30/12/56: son sözler
1947´den bu yana yıllar geçti. günlüğümü tamamlamam gerekiyor. kapatırken, kendimden eminim. bu sırrı yıllar boyunca inançla sakladım. bu benim tüm moral değerlerime ve haklarıma karşıydı. şimdi sonsuz gecenin geldiğini hissediyorum ve bu sır benimle beraber ölmemeli. ama gerçek eninde sonunda galip gelecek. insanlığın tek umudu bu. gerçeği görüyorum ve ruhum bir an önce serbest kalmak için çırpınıyor. askeri canavarlığın kalbi olan endüstri için görevimi yaptım. şimdi uzun gece başlıyor ama bu bir son olmayacak. uzun artrik gecesinde olduğu gibi, gerçeğin parlak güneş ışığı yine gelecek ve karanlıklardan ışık doğacak. çünkü ben kutbun ötesinde varolan ülkede en büyük bilinmeyeni gördüm.
amiral richard e. byrd
abd deniz kuvvetleri 24 aralık 1956
agarthaya yolculuk yaptığını iddia eden amiral byrd günlüğünde şunları yazıyor:
"kuzey kutbu´nda bir keşif uçuşu
iç dünya; benim gizli günlüğüm"
bu günlüğü gizlilik içinde yazmalıyım. yazdıklarım arktik´de 1947 yılı şubat´ının 19. gününde yaptığım uçuşla ilgili. zamanı geldiğinde, muhakkak insanlar daha akıllı olacaklar ve kaçınılmaz gerçeği kabul edecekler. yazdıklarımı açıklamak özgürlüğüne sahip değilim, belki de bunlar asla toplumsal bir incelemenin ışığını asla göremeyecektir ama birgün herkesin okuyabilmesi için bunları kaydetmek benim görevim. bu açgözlü ve sömürücü dünyada kesin eminim ki, insanoğlu gerçekleri daha fazla bastıramayacaktır.
bu olayın yaşandığı yerleri gösteren haritayı görmek için tıklayın
"uçuş seyir defteri" 19 şubat 1947-artrik üssü kampı
saat 06:00: tüm hazırlıklar tamamlandı. kuzeye doğru uçacağım, tüm yakıt depoları dolduruldu.
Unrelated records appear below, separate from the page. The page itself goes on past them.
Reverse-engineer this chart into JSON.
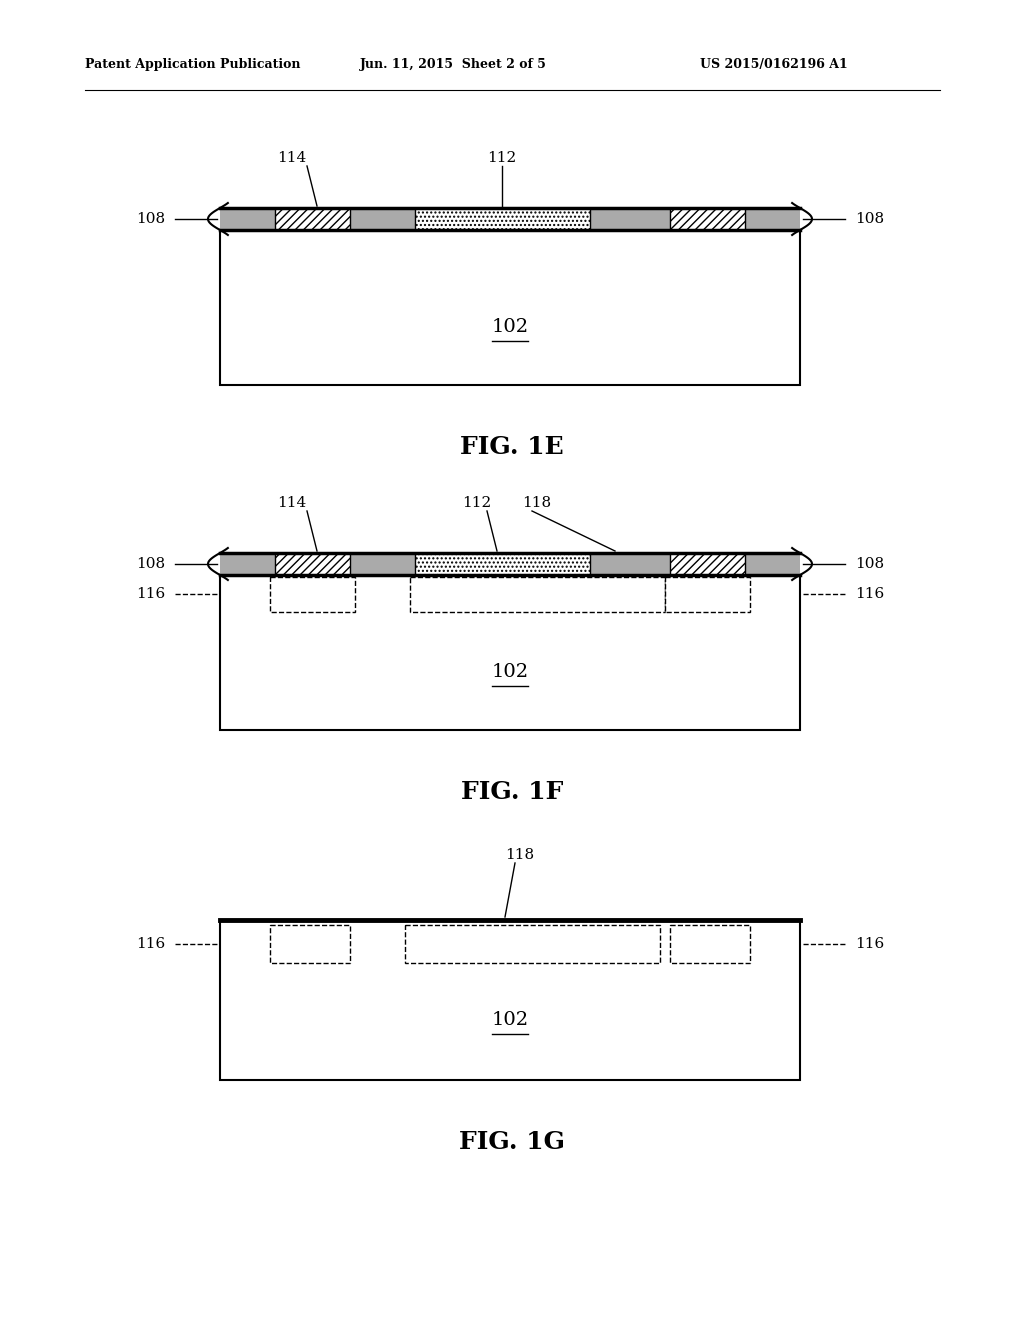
{
  "bg_color": "#ffffff",
  "line_color": "#000000",
  "header_left": "Patent Application Publication",
  "header_mid": "Jun. 11, 2015  Sheet 2 of 5",
  "header_right": "US 2015/0162196 A1",
  "fig1e_label": "FIG. 1E",
  "fig1f_label": "FIG. 1F",
  "fig1g_label": "FIG. 1G",
  "label_102": "102",
  "label_108": "108",
  "label_112": "112",
  "label_114": "114",
  "label_116": "116",
  "label_118": "118",
  "lw_thin": 1.0,
  "lw_med": 1.5,
  "lw_thick": 2.5
}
saat 06:20: sancak motoru daha güçlü gibi. ayarlama yaptık, şimdi daha iyi.
saat 07:30: üsle radyo ilişkisi kontrolu yaptık. herşey yolunda. telsizcim memnun.
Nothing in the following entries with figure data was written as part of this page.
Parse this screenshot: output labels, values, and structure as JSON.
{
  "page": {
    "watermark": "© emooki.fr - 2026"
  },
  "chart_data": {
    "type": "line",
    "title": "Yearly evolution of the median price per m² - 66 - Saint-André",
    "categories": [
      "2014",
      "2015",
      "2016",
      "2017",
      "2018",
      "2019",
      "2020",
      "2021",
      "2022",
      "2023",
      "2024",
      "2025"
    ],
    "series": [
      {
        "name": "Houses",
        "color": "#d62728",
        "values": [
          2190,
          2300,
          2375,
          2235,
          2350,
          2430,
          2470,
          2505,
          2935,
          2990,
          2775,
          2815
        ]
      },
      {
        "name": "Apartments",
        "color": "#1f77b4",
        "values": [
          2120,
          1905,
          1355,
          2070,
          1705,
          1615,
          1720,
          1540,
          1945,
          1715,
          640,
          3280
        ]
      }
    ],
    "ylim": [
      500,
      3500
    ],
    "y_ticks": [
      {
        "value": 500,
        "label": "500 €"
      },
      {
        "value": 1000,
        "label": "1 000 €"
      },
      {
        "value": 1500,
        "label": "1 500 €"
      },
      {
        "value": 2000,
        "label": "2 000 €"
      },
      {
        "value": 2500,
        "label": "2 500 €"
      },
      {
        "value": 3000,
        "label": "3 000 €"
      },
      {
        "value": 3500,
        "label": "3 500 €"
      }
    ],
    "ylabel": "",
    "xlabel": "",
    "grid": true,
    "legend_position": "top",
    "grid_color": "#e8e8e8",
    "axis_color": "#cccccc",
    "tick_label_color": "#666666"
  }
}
saat 07:40: sancak motorunda zayıf bir akıntı var gibi. yağ basıncı normal.
saat 08:00: uçuyorum. uçuş normal görünüyor. 7.000 metrede uçuyorum. türbulans normal. herşey yolunda.
saat 08:15: üsle telsiz kontrolu normal.
saat 08:30: türbulans oluştu. bin metreye kadar inmeye karar verdim, uçuş koşulları yumuşak görünüyor.
saat 09:10: çok büyük bir buz alanı, altta kar yağıyor. görüntü muhteşem. kırmızıdan mora kadar tüm renkleri görüyorum. pusula olduğu yerde dönüp duruyor, üsle tekrar ilişki kurduk ve gördüklerimi anlatım.
saat 09:10: her iki pusulam da yani manyetik ve gyro pusulalar dengelerini iyice yitirdiler, titreşip duruyorlar. güneş pusulasını kullanıyorum. kontrollar yavaş tepki veriyorlar ama bir buzlanma belirtisi yok.
saat 09:15: uzakta dağlar görüyorum.
saat 09:49: dağları gördüğümden bu yana 29 dakika geçti. görsel bir yanılgı yok. bunlar birer dağ ve daha hiç görmediğim bir sıradağ halindeler.
saat 09:55: altimetre 8.900 metreyi gösteriyor; güçlü bir türbulans var.
saat 10:00: hala kuzeye doğru uçuyorum ve altımda küçük bir dağ sırası var, bunu tanımlıyorum ve soruşturmam gerek çünkü böyle bir dağ oluşumu haritalarda yok. o da ne? dağların arasında ve tam ortada küçük bir nehir akıyor, aşağıda yeşil bir vadi olamaz. burada garip ve normal olmayan birşeyler var. buz ve kar olmalıydı ama ben dağların yamaçlarında yeşil ormanlar görüyorum. yön bulma araçlarım hala çılgınca dönüyorlar. jiroskop hala öne ve arkaya doğru titreşip duruyor.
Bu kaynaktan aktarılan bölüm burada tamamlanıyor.